COVID-19 has disrupted countless lives around the globe and still serves as a daily, unavoidable stressor. Now, researchers from the University of Waterloo are revealing just how detrimental the pandemic has been for multi-child families.
To start, the study finds that within a multi-child family, one child typically tends to be more affected by the pandemic than their siblings — experiencing more stress, anxiety, anger, and depression. Unfortunately, this development appears to create a negative feedback loop of poor parenting decisions. Stressed-out parents trying to navigate these uncertain times end up reacting harshly to the child in need of additional support.
Data was collected on over 500 caregivers and 1,000 siblings for this study. More specifically, caregivers with at least two children (ages 5-18) filled out surveys asking about their COVID stress, overall family functioning, and mental health on numerous occasions during a two-month tracking period.

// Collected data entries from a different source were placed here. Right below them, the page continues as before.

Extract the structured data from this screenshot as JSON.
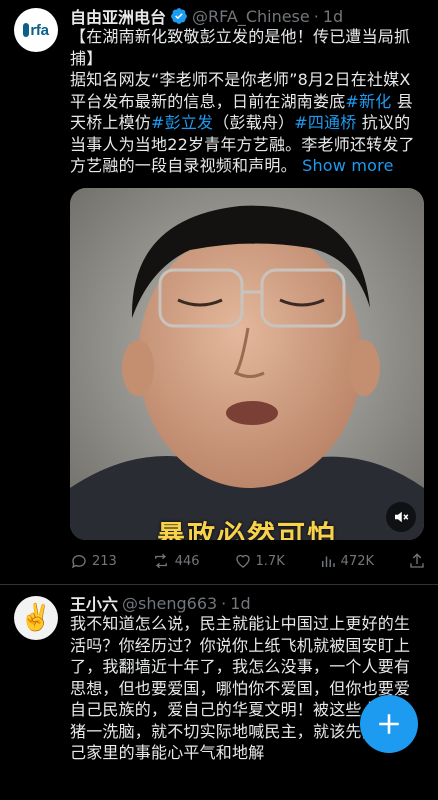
{
  "tweet": {
    "author_name": "自由亚洲电台",
    "handle": "@RFA_Chinese",
    "separator": "·",
    "time": "1d",
    "avatar_label": "rfa",
    "text_segments": [
      {
        "t": "【在湖南新化致敬彭立发的是他！传已遭当局抓捕】",
        "type": "text"
      },
      {
        "t": "\n",
        "type": "br"
      },
      {
        "t": "据知名网友“李老师不是你老师”8月2日在社媒X平台发布最新的信息，日前在湖南娄底",
        "type": "text"
      },
      {
        "t": "#新化",
        "type": "hashtag"
      },
      {
        "t": " 县天桥上模仿",
        "type": "text"
      },
      {
        "t": "#彭立发",
        "type": "hashtag"
      },
      {
        "t": "（彭载舟）",
        "type": "text"
      },
      {
        "t": "#四通桥",
        "type": "hashtag"
      },
      {
        "t": " 抗议的当事人为当地22岁青年方艺融。李老师还转发了方艺融的一段自录视频和声明。",
        "type": "text"
      }
    ],
    "show_more": "Show more",
    "video_caption": "暴政必然可怕",
    "actions": {
      "replies": "213",
      "reposts": "446",
      "likes": "1.7K",
      "views": "472K"
    }
  },
  "reply": {
    "author_name": "王小六",
    "handle": "@sheng663",
    "separator": "·",
    "time": "1d",
    "avatar_emoji": "✌️",
    "text": "我不知道怎么说，民主就能让中国过上更好的生活吗？你经历过？你说你上纸飞机就被国安盯上了，我翻墙近十年了，我怎么没事，一个人要有思想，但也要爱国，哪怕你不爱国，但你也要爱自己民族的，爱自己的华夏文明！被这些人养殖猪一洗脑，就不切实际地喊民主，就该先把你自己家里的事能心平气和地解"
  },
  "fab": {
    "icon": "plus-icon"
  },
  "colors": {
    "accent": "#1d9bf0",
    "muted": "#71767b",
    "text": "#e7e9ea",
    "background": "#000000"
  }
}
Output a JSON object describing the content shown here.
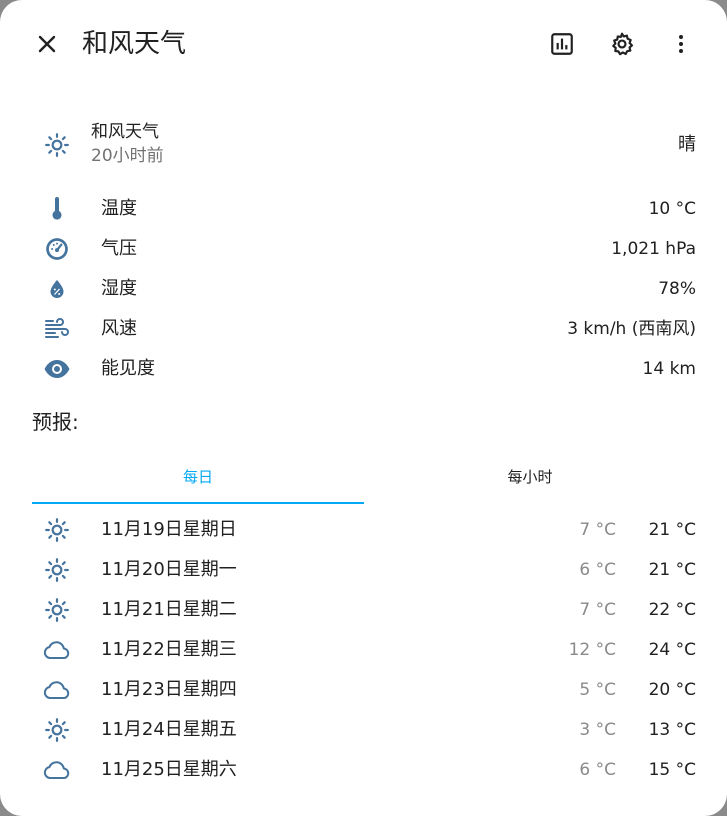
{
  "header": {
    "title": "和风天气",
    "close_icon": "close-icon",
    "history_icon": "chart-box-icon",
    "settings_icon": "gear-icon",
    "menu_icon": "dots-vertical-icon"
  },
  "state": {
    "name": "和风天气",
    "last_changed": "20小时前",
    "condition": "晴",
    "icon": "sunny-icon"
  },
  "attributes": [
    {
      "label": "温度",
      "value": "10 °C",
      "icon": "thermometer-icon"
    },
    {
      "label": "气压",
      "value": "1,021 hPa",
      "icon": "gauge-icon"
    },
    {
      "label": "湿度",
      "value": "78%",
      "icon": "water-percent-icon"
    },
    {
      "label": "风速",
      "value": "3 km/h (西南风)",
      "icon": "weather-windy-icon"
    },
    {
      "label": "能见度",
      "value": "14 km",
      "icon": "eye-icon"
    }
  ],
  "forecast": {
    "title": "预报:",
    "tabs": [
      {
        "label": "每日",
        "active": true
      },
      {
        "label": "每小时",
        "active": false
      }
    ],
    "days": [
      {
        "date": "11月19日星期日",
        "low": "7 °C",
        "high": "21 °C",
        "icon": "sunny-icon"
      },
      {
        "date": "11月20日星期一",
        "low": "6 °C",
        "high": "21 °C",
        "icon": "sunny-icon"
      },
      {
        "date": "11月21日星期二",
        "low": "7 °C",
        "high": "22 °C",
        "icon": "sunny-icon"
      },
      {
        "date": "11月22日星期三",
        "low": "12 °C",
        "high": "24 °C",
        "icon": "cloudy-icon"
      },
      {
        "date": "11月23日星期四",
        "low": "5 °C",
        "high": "20 °C",
        "icon": "cloudy-icon"
      },
      {
        "date": "11月24日星期五",
        "low": "3 °C",
        "high": "13 °C",
        "icon": "sunny-icon"
      },
      {
        "date": "11月25日星期六",
        "low": "6 °C",
        "high": "15 °C",
        "icon": "cloudy-icon"
      }
    ]
  },
  "colors": {
    "icon": "#44739e",
    "accent": "#03a9f4",
    "secondary_text": "#727272"
  }
}
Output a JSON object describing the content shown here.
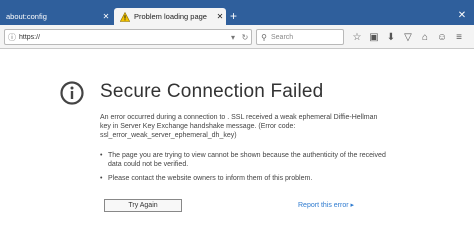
{
  "tabs": [
    {
      "title": "about:config",
      "active": false,
      "close": "✕"
    },
    {
      "title": "Problem loading page",
      "active": true,
      "close": "✕"
    }
  ],
  "newtab_label": "+",
  "window": {
    "close": "✕"
  },
  "nav": {
    "url": "https://",
    "search_placeholder": "Search",
    "icons": [
      "star-icon",
      "clipboard-icon",
      "download-icon",
      "pocket-icon",
      "home-icon",
      "smiley-icon",
      "menu-icon"
    ],
    "glyphs": {
      "star": "☆",
      "clipboard": "▣",
      "download": "⬇",
      "pocket": "▽",
      "home": "⌂",
      "smiley": "☺",
      "menu": "≡"
    }
  },
  "error": {
    "title": "Secure Connection Failed",
    "description": "An error occurred during a connection to                          . SSL received a weak ephemeral Diffie-Hellman key in Server Key Exchange handshake message. (Error code: ssl_error_weak_server_ephemeral_dh_key)",
    "bullets": [
      "The page you are trying to view cannot be shown because the authenticity of the received data could not be verified.",
      "Please contact the website owners to inform them of this problem."
    ],
    "try_again": "Try Again",
    "report": "Report this error ▸"
  }
}
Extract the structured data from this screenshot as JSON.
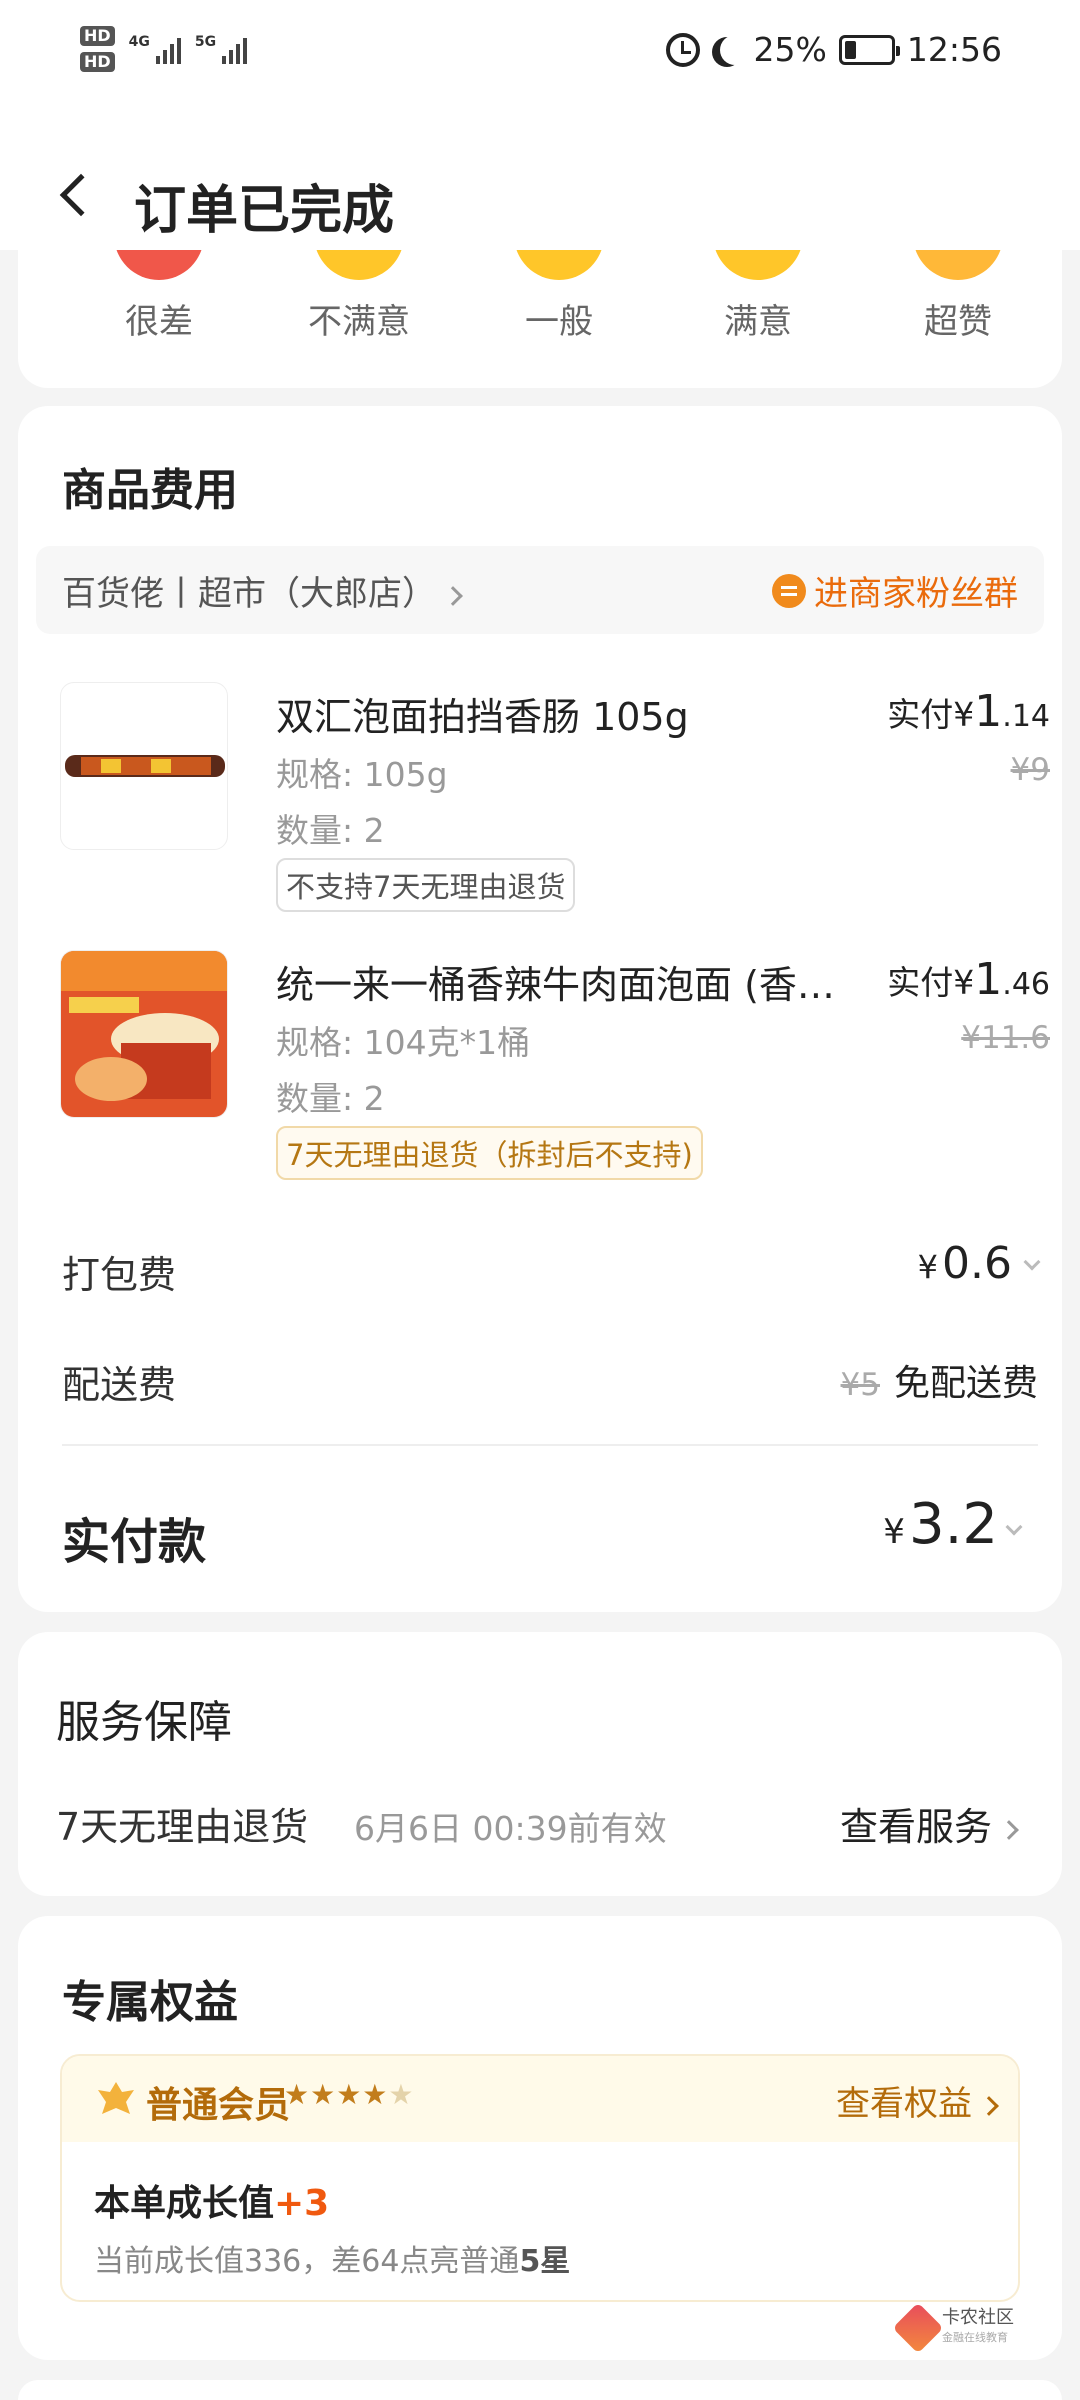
{
  "status_bar": {
    "time": "12:56",
    "battery": "25%",
    "battery_level": 0.25,
    "hd1": "HD",
    "hd2": "HD",
    "sig1": "4G",
    "sig2": "5G"
  },
  "header": {
    "title": "订单已完成"
  },
  "rating": {
    "items": [
      {
        "label": "很差",
        "color": "#f0574a"
      },
      {
        "label": "不满意",
        "color": "#ffc629"
      },
      {
        "label": "一般",
        "color": "#ffc629"
      },
      {
        "label": "满意",
        "color": "#ffc629"
      },
      {
        "label": "超赞",
        "color": "#ffb838"
      }
    ]
  },
  "cost": {
    "title": "商品费用",
    "shop_name": "百货佬丨超市（大郎店）",
    "fan_group": "进商家粉丝群",
    "items": [
      {
        "name": "双汇泡面拍挡香肠 105g",
        "spec": "规格: 105g",
        "qty": "数量: 2",
        "tag": "不支持7天无理由退货",
        "paid_prefix": "实付¥",
        "paid_int": "1",
        "paid_dec": ".14",
        "orig": "¥9"
      },
      {
        "name": "统一来一桶香辣牛肉面泡面 (香辣牛肉面)",
        "spec": "规格: 104克*1桶",
        "qty": "数量: 2",
        "tag": "7天无理由退货（拆封后不支持)",
        "paid_prefix": "实付¥",
        "paid_int": "1",
        "paid_dec": ".46",
        "orig": "¥11.6"
      }
    ],
    "packing_label": "打包费",
    "packing_currency": "¥",
    "packing_value": "0.6",
    "shipping_label": "配送费",
    "shipping_orig": "¥5",
    "shipping_value": "免配送费",
    "total_label": "实付款",
    "total_currency": "¥",
    "total_value": "3.2"
  },
  "service": {
    "title": "服务保障",
    "name": "7天无理由退货",
    "date": "6月6日 00:39前有效",
    "link": "查看服务"
  },
  "benefit": {
    "title": "专属权益",
    "member_name": "普通会员",
    "stars_on": "★★★★",
    "stars_off": "★",
    "link": "查看权益",
    "growth_label": "本单成长值",
    "growth_plus": "+3",
    "growth_sub_prefix": "当前成长值336，差64点亮普通",
    "growth_sub_bold": "5星"
  },
  "watermark": {
    "title": "卡农社区",
    "sub": "金融在线教育"
  }
}
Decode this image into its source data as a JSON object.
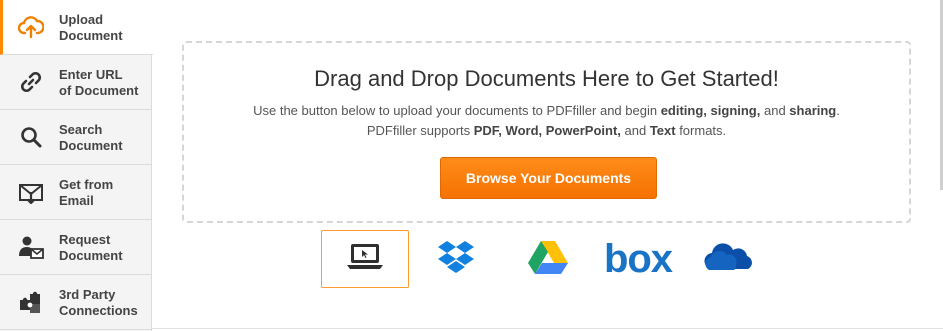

“Our study shows that parents tend to be most reactive and least positive to the child showing the highest levels of mental health difficulties,” says lead study author Dillon Browne, a professor of clinical psychology, in a university release.
“Struggles with mental health among family members exacerbate each other in a feedback loop,” he continues. “Our study suggests that the direction of influence appears to go from the child’s mental health to parenting, not parenting to child mental health.”
The study was published in the journal Developmental Psychology.